Tuesday, December 6, 2011

Gear: Esbit Spirit Stove & Cook Set

We've noted quite a bit of interest in Esbit's new Spirit alcohol stove and cook set in our blog analytics. While we don't own one and no one we know has one, we did some online investigating and offer the following review for folks considering buying an Esbit Spirit stove cook set for use on their section hike of the Appalachian Trail.

The first thing we noted is there's a lot of metal, which equals weight. The Esbit Spirit cook set has a larger 985 ml cup than the 585 ml Esbit cup we use. Instead of the thin, light flat lid that comes with the 585 ml cup, the Esbit Spirit cook set comes with a second 470 ml pot, again more weight.

Directing our attention to the base beneath the 985 ml cup, we find the same heavy Esbit base, a brass Spirit alcohol stove, and an insert-able aluminum Esbit solid fuel burner - more weight. Yes, the entire cook set is made of hard anodized aluminum which is lighter than the steel cook sets offered in many outdoor shops, but there's still considerable excess weight.

The second thing we examined is the Spirit alcohol stove itself. It looks like the Spirit stove has small jets drilled into the top of the stove. If one can set the pot/cup directly atop the Spirit stove and still have a flame then Esbit's Spirit cook set is modifiable for use along the Appalachian Trail.

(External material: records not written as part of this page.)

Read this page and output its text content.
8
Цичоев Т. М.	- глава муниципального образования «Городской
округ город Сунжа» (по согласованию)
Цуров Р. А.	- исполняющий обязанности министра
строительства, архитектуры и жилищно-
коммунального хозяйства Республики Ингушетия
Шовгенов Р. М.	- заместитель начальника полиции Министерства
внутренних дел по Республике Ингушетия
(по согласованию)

If you absolutely insist on paying the greater cost for Esbit's Spirit cook set, then consider:

1) Keep the 985 ml cup/pot.

2) Try and buy a replacement flat lid from Esbit for their 585 ml cup and ditch the 470 ml pot/lid.

3) Ditch the base.

4) Keep the Spirit alcohol stove, but ditch the screw on lid and the other lid-like thing (flame snuffer?). Alcohol stoves have no moving parts to be protected and you don't (shouldn't) pack alcohol stoves with alcohol still in them.

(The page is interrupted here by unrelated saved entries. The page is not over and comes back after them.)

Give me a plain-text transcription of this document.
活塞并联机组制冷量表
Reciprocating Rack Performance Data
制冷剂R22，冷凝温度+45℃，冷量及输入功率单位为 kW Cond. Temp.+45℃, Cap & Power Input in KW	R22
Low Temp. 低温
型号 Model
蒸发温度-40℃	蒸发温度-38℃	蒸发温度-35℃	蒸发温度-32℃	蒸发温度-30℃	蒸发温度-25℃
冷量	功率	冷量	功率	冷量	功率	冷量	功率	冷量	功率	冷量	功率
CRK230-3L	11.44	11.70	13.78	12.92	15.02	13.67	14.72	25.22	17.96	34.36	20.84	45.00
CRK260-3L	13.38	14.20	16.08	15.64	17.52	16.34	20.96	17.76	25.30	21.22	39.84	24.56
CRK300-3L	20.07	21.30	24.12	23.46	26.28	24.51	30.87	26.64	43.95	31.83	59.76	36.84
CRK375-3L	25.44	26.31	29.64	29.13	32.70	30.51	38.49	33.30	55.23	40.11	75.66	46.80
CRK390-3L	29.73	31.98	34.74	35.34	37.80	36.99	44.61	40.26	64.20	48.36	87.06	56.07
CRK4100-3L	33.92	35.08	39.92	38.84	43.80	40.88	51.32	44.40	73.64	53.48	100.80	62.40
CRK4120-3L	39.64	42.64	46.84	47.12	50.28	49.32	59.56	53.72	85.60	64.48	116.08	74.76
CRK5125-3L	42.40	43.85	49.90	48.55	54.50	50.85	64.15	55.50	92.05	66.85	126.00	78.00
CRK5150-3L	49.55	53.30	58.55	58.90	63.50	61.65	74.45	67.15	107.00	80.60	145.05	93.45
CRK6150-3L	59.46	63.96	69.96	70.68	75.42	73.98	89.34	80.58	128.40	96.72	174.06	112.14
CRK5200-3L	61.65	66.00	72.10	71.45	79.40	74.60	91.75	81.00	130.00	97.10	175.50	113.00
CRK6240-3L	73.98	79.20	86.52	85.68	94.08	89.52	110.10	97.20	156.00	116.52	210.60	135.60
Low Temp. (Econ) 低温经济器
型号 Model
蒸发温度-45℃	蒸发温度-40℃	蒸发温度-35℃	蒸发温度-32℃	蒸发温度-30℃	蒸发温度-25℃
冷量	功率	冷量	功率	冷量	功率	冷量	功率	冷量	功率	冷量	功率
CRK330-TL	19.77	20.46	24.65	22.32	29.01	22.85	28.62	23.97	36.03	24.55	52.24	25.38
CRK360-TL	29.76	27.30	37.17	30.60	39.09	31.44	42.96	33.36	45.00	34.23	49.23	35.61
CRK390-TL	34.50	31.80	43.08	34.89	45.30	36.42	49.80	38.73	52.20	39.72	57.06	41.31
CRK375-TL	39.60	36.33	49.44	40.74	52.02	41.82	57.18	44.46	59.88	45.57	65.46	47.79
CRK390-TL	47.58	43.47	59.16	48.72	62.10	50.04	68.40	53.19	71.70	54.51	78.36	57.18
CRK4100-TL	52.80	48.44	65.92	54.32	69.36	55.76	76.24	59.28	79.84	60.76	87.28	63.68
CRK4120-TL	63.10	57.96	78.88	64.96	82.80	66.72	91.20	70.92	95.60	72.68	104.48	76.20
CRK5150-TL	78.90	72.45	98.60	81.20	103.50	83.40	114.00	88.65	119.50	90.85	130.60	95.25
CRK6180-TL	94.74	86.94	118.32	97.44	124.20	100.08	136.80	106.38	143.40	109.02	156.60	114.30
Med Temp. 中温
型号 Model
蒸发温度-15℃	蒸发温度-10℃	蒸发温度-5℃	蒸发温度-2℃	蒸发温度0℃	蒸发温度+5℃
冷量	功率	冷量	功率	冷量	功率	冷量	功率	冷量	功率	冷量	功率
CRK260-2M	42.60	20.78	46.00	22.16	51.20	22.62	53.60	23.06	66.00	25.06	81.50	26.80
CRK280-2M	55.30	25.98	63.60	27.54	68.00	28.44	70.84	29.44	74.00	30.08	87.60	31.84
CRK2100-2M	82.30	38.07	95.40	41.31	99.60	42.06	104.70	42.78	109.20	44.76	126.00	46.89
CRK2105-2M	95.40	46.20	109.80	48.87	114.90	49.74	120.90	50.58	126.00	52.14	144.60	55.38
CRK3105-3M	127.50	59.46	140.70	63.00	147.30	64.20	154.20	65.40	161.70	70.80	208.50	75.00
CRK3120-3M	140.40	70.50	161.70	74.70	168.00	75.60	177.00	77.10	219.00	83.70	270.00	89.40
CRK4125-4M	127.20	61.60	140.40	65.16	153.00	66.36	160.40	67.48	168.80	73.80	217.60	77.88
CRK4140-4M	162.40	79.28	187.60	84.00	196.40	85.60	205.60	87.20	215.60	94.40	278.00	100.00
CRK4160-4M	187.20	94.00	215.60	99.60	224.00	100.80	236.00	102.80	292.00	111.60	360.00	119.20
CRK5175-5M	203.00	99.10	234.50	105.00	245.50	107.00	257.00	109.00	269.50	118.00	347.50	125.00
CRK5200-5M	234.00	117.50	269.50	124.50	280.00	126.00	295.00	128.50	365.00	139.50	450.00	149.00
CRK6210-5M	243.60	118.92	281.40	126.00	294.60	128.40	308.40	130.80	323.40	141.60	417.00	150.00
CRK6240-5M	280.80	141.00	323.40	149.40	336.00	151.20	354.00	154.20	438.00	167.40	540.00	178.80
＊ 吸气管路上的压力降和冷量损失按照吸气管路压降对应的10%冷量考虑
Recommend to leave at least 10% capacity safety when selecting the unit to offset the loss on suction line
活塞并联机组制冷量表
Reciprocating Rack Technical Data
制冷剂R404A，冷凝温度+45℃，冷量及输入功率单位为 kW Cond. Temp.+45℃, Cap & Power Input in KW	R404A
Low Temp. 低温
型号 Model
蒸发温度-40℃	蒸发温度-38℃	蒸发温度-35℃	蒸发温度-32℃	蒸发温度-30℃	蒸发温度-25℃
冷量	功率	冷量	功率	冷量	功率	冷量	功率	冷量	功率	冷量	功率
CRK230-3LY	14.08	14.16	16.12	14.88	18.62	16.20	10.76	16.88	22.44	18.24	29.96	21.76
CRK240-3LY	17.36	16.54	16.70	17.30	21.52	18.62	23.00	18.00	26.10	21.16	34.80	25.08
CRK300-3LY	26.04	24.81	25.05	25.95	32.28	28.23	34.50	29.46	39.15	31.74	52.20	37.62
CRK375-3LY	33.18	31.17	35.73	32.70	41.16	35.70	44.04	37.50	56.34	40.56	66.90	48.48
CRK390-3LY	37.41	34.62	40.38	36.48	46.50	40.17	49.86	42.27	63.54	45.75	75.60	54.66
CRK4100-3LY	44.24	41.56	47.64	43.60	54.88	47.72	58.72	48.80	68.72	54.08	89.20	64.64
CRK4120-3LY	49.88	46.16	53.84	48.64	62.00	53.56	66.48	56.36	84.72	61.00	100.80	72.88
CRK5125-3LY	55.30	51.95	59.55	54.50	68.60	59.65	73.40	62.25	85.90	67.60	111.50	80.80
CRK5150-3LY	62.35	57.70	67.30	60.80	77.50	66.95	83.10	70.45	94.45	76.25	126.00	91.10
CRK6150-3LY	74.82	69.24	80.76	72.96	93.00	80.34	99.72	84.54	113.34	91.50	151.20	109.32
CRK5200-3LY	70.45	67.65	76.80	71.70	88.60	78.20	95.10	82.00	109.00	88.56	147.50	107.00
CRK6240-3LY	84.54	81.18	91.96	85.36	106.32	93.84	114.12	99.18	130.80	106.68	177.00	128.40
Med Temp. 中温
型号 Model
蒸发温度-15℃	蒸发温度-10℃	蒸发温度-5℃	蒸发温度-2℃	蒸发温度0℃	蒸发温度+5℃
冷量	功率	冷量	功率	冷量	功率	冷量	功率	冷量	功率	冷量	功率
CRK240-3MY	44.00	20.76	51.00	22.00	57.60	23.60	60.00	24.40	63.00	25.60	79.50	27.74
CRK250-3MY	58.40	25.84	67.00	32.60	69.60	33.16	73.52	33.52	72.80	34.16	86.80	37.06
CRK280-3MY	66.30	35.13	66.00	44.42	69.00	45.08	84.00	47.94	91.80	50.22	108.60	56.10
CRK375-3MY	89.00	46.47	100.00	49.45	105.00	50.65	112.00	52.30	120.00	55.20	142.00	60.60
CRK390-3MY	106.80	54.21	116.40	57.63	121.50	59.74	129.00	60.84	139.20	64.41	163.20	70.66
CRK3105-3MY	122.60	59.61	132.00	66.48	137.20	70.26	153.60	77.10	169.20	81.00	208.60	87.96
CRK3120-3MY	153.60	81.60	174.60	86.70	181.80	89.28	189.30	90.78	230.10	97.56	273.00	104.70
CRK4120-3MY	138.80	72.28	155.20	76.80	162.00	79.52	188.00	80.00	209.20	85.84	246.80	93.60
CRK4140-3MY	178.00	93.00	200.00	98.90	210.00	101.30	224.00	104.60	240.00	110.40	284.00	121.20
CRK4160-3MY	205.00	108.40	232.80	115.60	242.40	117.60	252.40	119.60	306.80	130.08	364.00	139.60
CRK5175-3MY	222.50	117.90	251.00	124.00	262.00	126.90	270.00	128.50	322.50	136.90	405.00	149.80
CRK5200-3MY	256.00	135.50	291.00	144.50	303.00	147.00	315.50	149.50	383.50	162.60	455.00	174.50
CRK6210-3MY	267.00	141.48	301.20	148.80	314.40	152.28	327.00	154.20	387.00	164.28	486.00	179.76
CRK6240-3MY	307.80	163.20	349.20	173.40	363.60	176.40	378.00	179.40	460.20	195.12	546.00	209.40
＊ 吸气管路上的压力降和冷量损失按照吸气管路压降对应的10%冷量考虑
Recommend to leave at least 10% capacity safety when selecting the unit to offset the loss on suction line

5) Ditch the second aluminum Esbit solid fuel burner.

Personally, we wouldn't buy either the cook set nor the stove. Why would you want a 92 gram brass stove, when a Supercat alcohol stove is just 6 grams? Our Esbit 585 ml cup weighs just 113 grams compared to the Spirit cook set's 417 grams. Nothing against Esbit nor the brawny, he-man-y fellows who like to tote cool metallic toys over hill and dale, but a lighter pack makes for a more enjoyable hike


Disclosure: We select and purchase the product(s) reviewed. We have no material connection to either the manufacturer nor the retailer(s).

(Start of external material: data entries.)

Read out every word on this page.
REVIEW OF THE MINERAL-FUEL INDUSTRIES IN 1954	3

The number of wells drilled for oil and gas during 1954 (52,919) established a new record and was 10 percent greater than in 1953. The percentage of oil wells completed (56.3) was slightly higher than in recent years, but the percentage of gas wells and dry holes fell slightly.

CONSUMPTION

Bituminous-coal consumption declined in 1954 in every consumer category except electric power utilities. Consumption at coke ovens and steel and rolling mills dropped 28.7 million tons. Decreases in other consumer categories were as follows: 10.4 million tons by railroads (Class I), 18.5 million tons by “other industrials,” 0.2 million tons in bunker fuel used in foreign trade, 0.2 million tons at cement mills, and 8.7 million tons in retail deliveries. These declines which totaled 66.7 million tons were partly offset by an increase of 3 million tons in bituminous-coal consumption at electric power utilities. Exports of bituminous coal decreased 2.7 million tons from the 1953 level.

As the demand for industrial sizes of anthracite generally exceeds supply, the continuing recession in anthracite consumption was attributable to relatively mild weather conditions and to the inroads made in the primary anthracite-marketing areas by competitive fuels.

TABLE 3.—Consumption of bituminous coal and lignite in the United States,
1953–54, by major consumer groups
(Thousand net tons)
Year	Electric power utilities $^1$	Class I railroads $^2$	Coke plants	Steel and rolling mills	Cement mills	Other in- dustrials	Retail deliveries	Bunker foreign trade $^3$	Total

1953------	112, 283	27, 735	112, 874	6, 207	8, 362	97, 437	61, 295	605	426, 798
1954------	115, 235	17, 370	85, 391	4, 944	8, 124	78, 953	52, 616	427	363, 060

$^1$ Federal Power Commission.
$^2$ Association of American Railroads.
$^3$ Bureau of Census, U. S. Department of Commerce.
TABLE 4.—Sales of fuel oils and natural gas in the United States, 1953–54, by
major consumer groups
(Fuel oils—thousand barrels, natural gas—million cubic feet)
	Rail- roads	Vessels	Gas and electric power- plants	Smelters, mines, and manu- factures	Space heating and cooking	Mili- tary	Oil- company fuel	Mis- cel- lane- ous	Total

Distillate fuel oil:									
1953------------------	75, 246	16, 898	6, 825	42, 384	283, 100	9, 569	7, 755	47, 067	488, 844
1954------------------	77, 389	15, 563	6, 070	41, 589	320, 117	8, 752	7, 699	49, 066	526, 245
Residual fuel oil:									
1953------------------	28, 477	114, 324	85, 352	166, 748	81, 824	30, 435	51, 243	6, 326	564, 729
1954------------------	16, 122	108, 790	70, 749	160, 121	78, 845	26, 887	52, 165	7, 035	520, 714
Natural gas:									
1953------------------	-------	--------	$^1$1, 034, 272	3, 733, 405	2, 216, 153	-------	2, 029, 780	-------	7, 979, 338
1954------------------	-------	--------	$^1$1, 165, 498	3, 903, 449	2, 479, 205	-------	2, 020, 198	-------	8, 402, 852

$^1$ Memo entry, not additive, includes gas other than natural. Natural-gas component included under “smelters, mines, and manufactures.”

  1. Mighty negative opinion for something you've never used. I own one and love it. The second "pot" is actually a fry pan and lid combo. Try accidentally stepping on your 6 ounce Supercat and you will immediately realize the advantage of the Esbit or Trangia brass stoves. In deep back-country, I will always sacrifice a little weight for bullet proof performance.

  2. Thanks for commenting Ric. As noted above, I own the earlier Esbit pot and stove and leave the Esbit stove behind as its heavy. I'm curious as to where all these Supercat stompers are located as I put mine on table tops, cooking ledges or I'm sitting mid-trail when I use mine. Perhaps I don't use mine correctly.
    I'm aware the second pot is a combo pan/lid, but again why would you take it when you already have one pot? Its extra cargo. You only need one pot to heat water in.
    If one's out for a night or two and wants the extra weight of the entire set, fine, but for long distance hiking there is much on the Esbit Spirit Stove & Cook Set that can/should be pared down.
    Thanks for dropping by and hope you visit again.

  3. sucks cuz it leaks like a colander

  4. Welcome anonymous. I published your comment although its vague and thus not very useful. What specifically leaks like a colander? The stove, the alcohol burner, the pot, or the mesh bag? Did you attempt to store the stove with alcohol inside instead of draining first?